Итак, партикулярно прикинутый, я вошел в парикмахерскую и понял, что я забыл, что такое нормальная куаферня. В зале ожидания удушающе сидел народ многонациональной Российской Федерации, ведя себя прихотливо и ни в чем себе не отказывая.

Люди моего поколения с тихими глазами смотрели на резвящуюся стаю акселеративной урлы обоего пола, возраста типешэсрэ[271].

Урла несла таким матом, что на плакате-календарике морщилась таиландка с сиськами наперевес.

Рядом висели соцобязательства от одна тысяча девятьсот восемьдесят пятого года, многонулевой прейскурант («мужская стрижка афра — 25 тысяч рублей») и «ВОВ-ветераны идут вне очереди».

ВОВ-ветераны перли вне очереди.

Кроме них, вне очереди перли все кто ни попадя, кавказской национальности и бэз.

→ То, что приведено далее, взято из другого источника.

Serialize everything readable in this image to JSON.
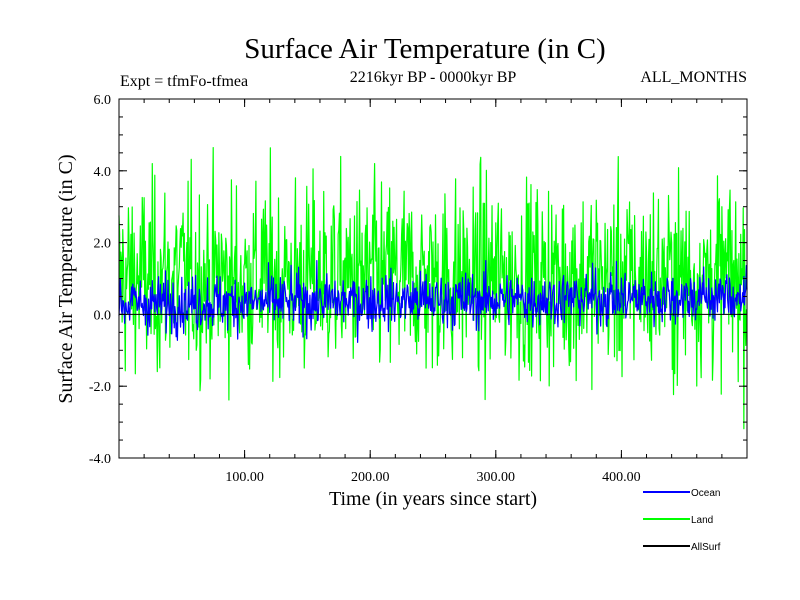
{
  "chart_data": {
    "type": "line",
    "title": "Surface Air Temperature (in C)",
    "subtitle": "2216kyr BP - 0000kyr BP",
    "left_label": "Expt = tfmFo-tfmea",
    "right_label": "ALL_MONTHS",
    "xlabel": "Time (in years since start)",
    "ylabel": "Surface Air Temperature (in C)",
    "xlim": [
      0,
      500
    ],
    "ylim": [
      -4,
      6
    ],
    "x_ticks": [
      100,
      200,
      300,
      400
    ],
    "x_tick_labels": [
      "100.00",
      "200.00",
      "300.00",
      "400.00"
    ],
    "y_ticks": [
      -4,
      -2,
      0,
      2,
      4,
      6
    ],
    "y_tick_labels": [
      "-4.0",
      "-2.0",
      "0.0",
      "2.0",
      "4.0",
      "6.0"
    ],
    "grid": false,
    "legend_position": "bottom-right",
    "series": [
      {
        "name": "Land",
        "color": "#00ff00",
        "mean": 1.0,
        "range_low": -3.3,
        "range_high": 5.0
      },
      {
        "name": "Ocean",
        "color": "#0000ff",
        "mean": 0.3,
        "range_low": -0.9,
        "range_high": 1.5
      },
      {
        "name": "AllSurf",
        "color": "#000000",
        "mean": 0.0,
        "range_low": 0.0,
        "range_high": 0.0
      }
    ],
    "legend": [
      {
        "name": "Ocean",
        "color": "#0000ff"
      },
      {
        "name": "Land",
        "color": "#00ff00"
      },
      {
        "name": "AllSurf",
        "color": "#000000"
      }
    ]
  }
}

Ни попадя проперлась, понятное дело, и свора носителей новоречи.

Я сидел, ослабив фуляр от «Амати», и думал, что хрен с ним! Пойду на посольский прием без пострига.

Часа через полтора я встал и шагами Каменного Гостя их Страны открыл дверь, откуда звучал насекомый лязг и несло горной лавандой в промколичествах.

Отшатнулся.

В зале работали с людями мастера.

По почерку видать. Заплечные такие мастера. Мастерицы.

Люди сидели в вафельных серых полотенцах. Скрюченному орденоносцу скрюченную голову гнули к обросшей раковине и поливали, по-моему, лизолем. Девушка, стильная такая, в нейлоновой спецодежде на розовый лифчик и трусы «неделька», с гестаповским выражением лица физтруда с человеческим матерьялом, гнобила ветерана. ВОВ-ветеран — он все повидал — терпел. Старая гвардия.

Я подошел к девушке с хорошим лицом:

— Барышня, у меня есть шанс постричься? Ну хоть к послезавтрему?

Мастерица, тайная держательница плеч ветерана, запрос отчетливо проигнорировала. Девушка, не отвлекаясь, обмотала какой-то попонкой ветерана, взяла его — поверх — за лицо, продолжая гнуть к раковине, и потом только обиделась.

— Мужчина, — хрипло рявкнула она, — вы что, не видите? Я здесь не гуляю, блин, а работаю. Нашел «барышню».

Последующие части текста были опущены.